A proposito della caduta del muro di Berlino: “Ho sempre pensato che la spinta decisiva a scavalcare il muro e poi ad abbatterlo, fosse costituita per i cittadini dell’Est non tanto dal desiderio di libertà, quanto dall’avvento della televisione commerciale. Il muro separava fisicamente e materialmente due modelli di vita. Da un lato il modello comunista in cui erano garantiti i bisogni essenziali, ma non c’era possibilità di accedere al superfluo, dall’altro il liberismo occidentale in cui il minimo non è garantito, ma in cui tutti possono aspirare al massimo dei consumi” (p. 126). Confessiamo di averlo sempre pensato anche noi (da vedere a questo proposito il film Goodbye Lenin). Da qui Freccero prende le mosse per riproporre il senso del servizio pubblico televisivo, ma con coordinate completamente diverse da quelle che hanno caratterizzato la tv pedagogica. Nel cambiamento epocale che attraversiamo, in cui i media sono diversi e più fruibili, in cui i nativi digitali probabilmente stanno sviluppando una capacita di elaborazione mentale completamente diversa, il servizio pubblico deve divertire, con i telefilm seriali che intrecciano più storie e costringono lo spettatore alla concentrazione; educare, in ogni spazio, non con programmi appositi trasmessi in orari impossibili; informare, realmente su quanto avviene nel mondo, non guardandosi il proprio ombelico televisivo. Qui però dobbiamo confessare di non condividere totalmente questa visione ottimistica sulla quale il libro si chiude.
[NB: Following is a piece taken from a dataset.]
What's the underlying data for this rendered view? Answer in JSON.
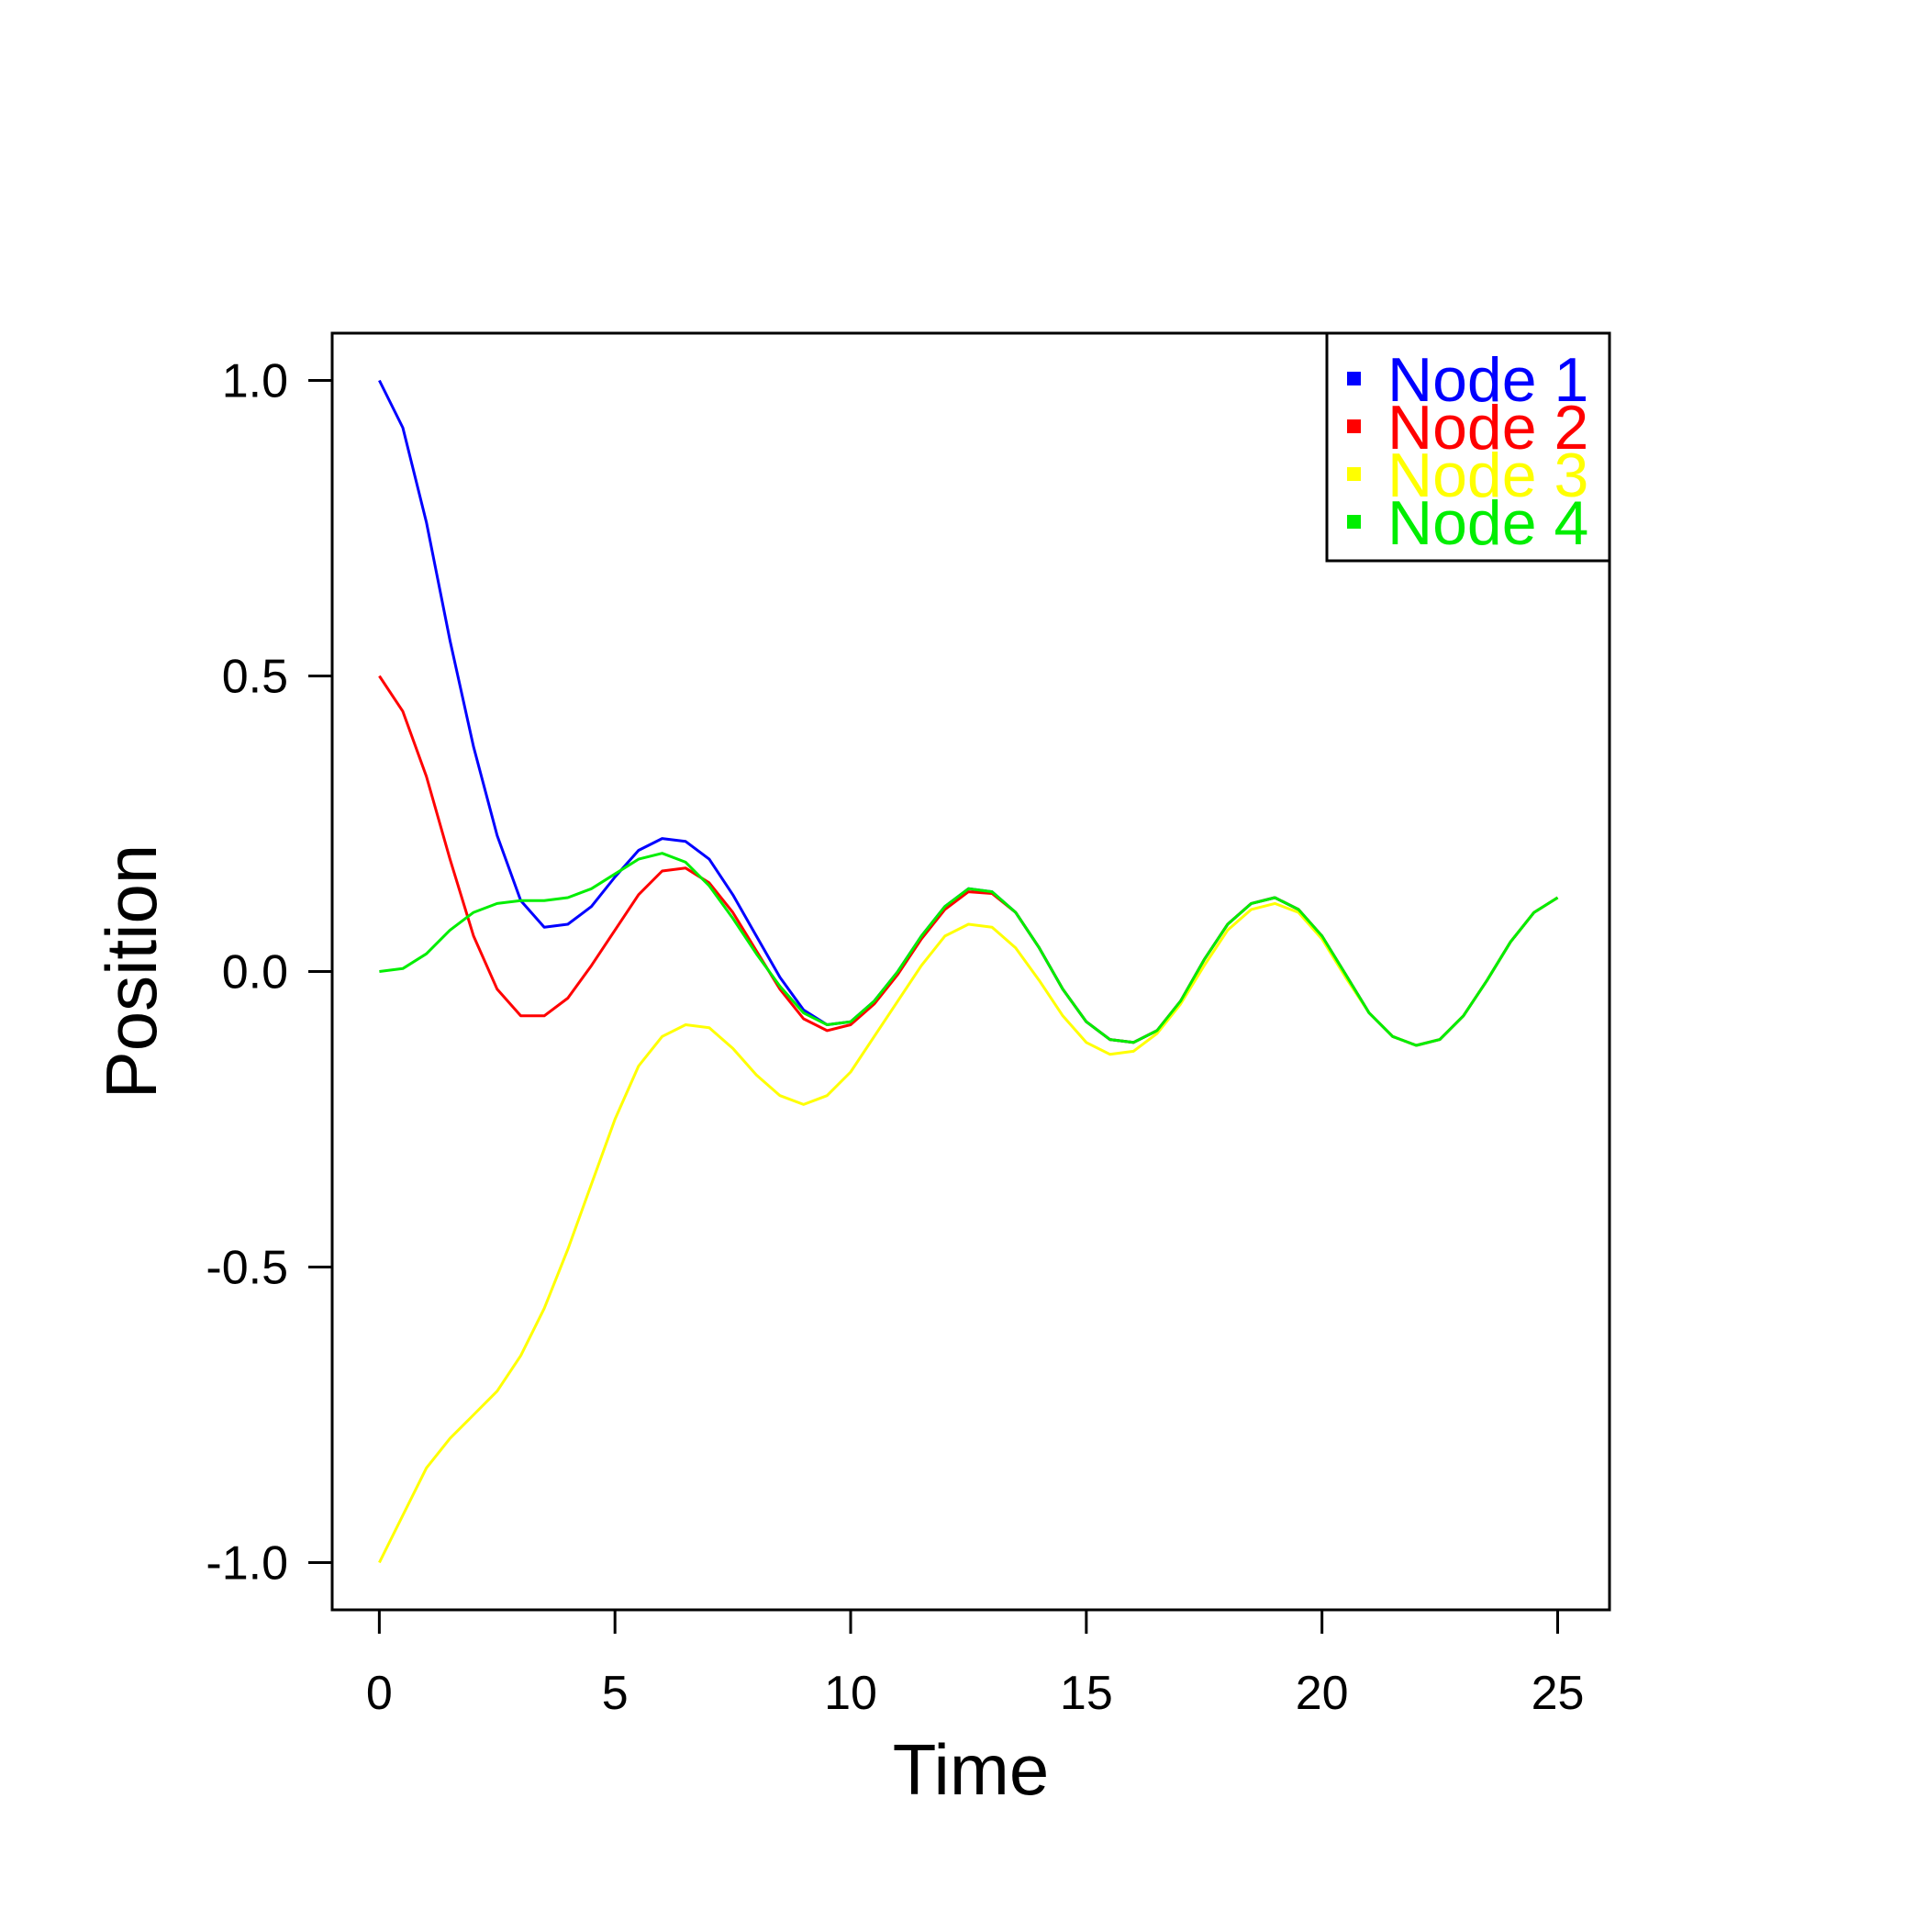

Forse siamo più scettici, o semplicemente più “vecchi”, ma ci sembra di vivere in un grande paradosso: in un mondo molto più complesso di quello conosciuto dai nostri padri, ci siamo dotati di strumenti di analisi inadeguati alla complessità, come i pochi caratteri di un tweet: come milioni di cinguettii non fanno una sinfonia, così milioni di tweet non elaborano un pensiero di verità e di libertà!
Carlo Freccero, Televisione, Torino, Bollati Boringhieri, 2013.